Du hast «versagt», mein Junge, im Sinne, dass dein Trimesterzeugnis nicht genügend ist und dass, wenn das ganze Jahr gleich aussehen wird wie die ersten drei Monate, du nicht promoviert wirst. Hauptsächlich wegen zwei Fächern – Deutsch, Lateinisch – hast du nicht den Durchschnitt. Ich mache dir keine Vorwürfe, es wäre zweifellos nutzlos und gefährlich. An dir ist es, an die Vergangenheit zu denken und deine Zukunft zu retten.
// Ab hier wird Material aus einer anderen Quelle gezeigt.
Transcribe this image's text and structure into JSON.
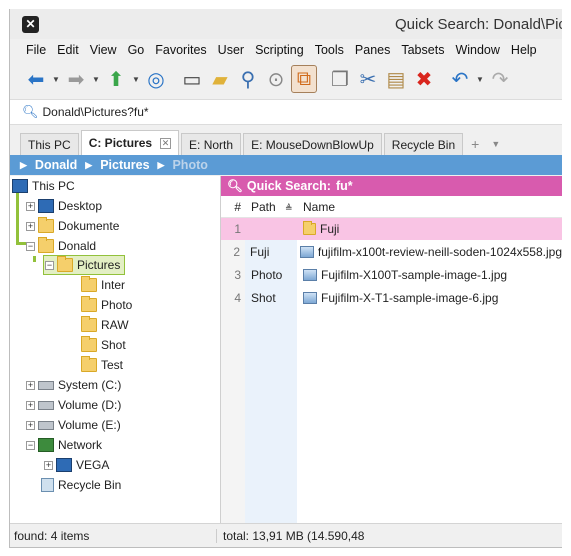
{
  "window": {
    "title": "Quick Search: Donald\\Pic"
  },
  "menu": [
    "File",
    "Edit",
    "View",
    "Go",
    "Favorites",
    "User",
    "Scripting",
    "Tools",
    "Panes",
    "Tabsets",
    "Window",
    "Help"
  ],
  "address": {
    "value": "Donald\\Pictures?fu*"
  },
  "tabs": [
    {
      "label": "This PC"
    },
    {
      "label": "C: Pictures"
    },
    {
      "label": "E: North"
    },
    {
      "label": "E: MouseDownBlowUp"
    },
    {
      "label": "Recycle Bin"
    }
  ],
  "breadcrumb": [
    "Donald",
    "Pictures",
    "Photo"
  ],
  "tree": {
    "this_pc": "This PC",
    "desktop": "Desktop",
    "dokumente": "Dokumente",
    "donald": "Donald",
    "pictures": "Pictures",
    "inter": "Inter",
    "photo": "Photo",
    "raw": "RAW",
    "shot": "Shot",
    "test": "Test",
    "system": "System (C:)",
    "vol_d": "Volume (D:)",
    "vol_e": "Volume (E:)",
    "network": "Network",
    "vega": "VEGA",
    "recycle": "Recycle Bin"
  },
  "quick_search": {
    "label": "Quick Search:",
    "query": "fu*"
  },
  "columns": {
    "num": "#",
    "path": "Path",
    "name": "Name"
  },
  "rows": [
    {
      "num": "1",
      "path": "",
      "name": "Fuji"
    },
    {
      "num": "2",
      "path": "Fuji",
      "name": "fujifilm-x100t-review-neill-soden-1024x558.jpg"
    },
    {
      "num": "3",
      "path": "Photo",
      "name": "Fujifilm-X100T-sample-image-1.jpg"
    },
    {
      "num": "4",
      "path": "Shot",
      "name": "Fujifilm-X-T1-sample-image-6.jpg"
    }
  ],
  "status": {
    "left": "found: 4 items",
    "right": "total: 13,91 MB (14.590,48"
  },
  "colors": {
    "breadcrumb_bg": "#5b9bd5",
    "quick_search_bg": "#d85bae",
    "highlight_row": "#f9c4e4",
    "tree_selection": "#92c13b"
  }
}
Es kommt nicht infrage, dass du ins Pfadfinderlager gehst. Du wirst am Samstag, den 8., den Zug nach Château-d’OEx nehmen, wo du deine ganzen Ferien verbringen wirst … Wenn dein zweites Zeugnis, das erste nicht kompensiert und der Durchschnitt der beiden nicht genügend ist, wirst du das Progymnasium verlassen und ins Internat gehen. Ich brauche nicht hinzuzufügen, dass deine Mutter und ich sehr traurig sind. Ich bitte dich bloss, wirklich an dich zu denken und ich umarme dich. Papy.


«Politiker wider Willen»

Der aus kleinbürgerlichen Verhältnissen stammende, hochbegabte, literarisch und künstlerisch interessierte Marcel Pilet ergreift entgegen seiner eigentlichen Vorlieben den Anwaltsberuf und geht in die Politik. Nach kurzer, erfolgreicher Tätigkeit im Nationalrat wird Pilet-Golaz, wie er sich nun nennt, mit noch nicht vierzig Jahren als Verlegenheitskandidat in den Bundesrat gewählt. Dank seines soliden juristischen  Wissens, seiner militärischen Kenntnisse  und seines bon sens übt er einen gewichtigen Einfluss auf die Schweizer Politik aus. Allerdings bringen viele Deutschschweizer dem verschlossenen, romantischen und mit bissiger Ironie gesegneten  Waadtländer nur wenig Verständnis entgegen, als er 1940 als Bundespräsident die Geschicke des Lands in die Hand nimmt.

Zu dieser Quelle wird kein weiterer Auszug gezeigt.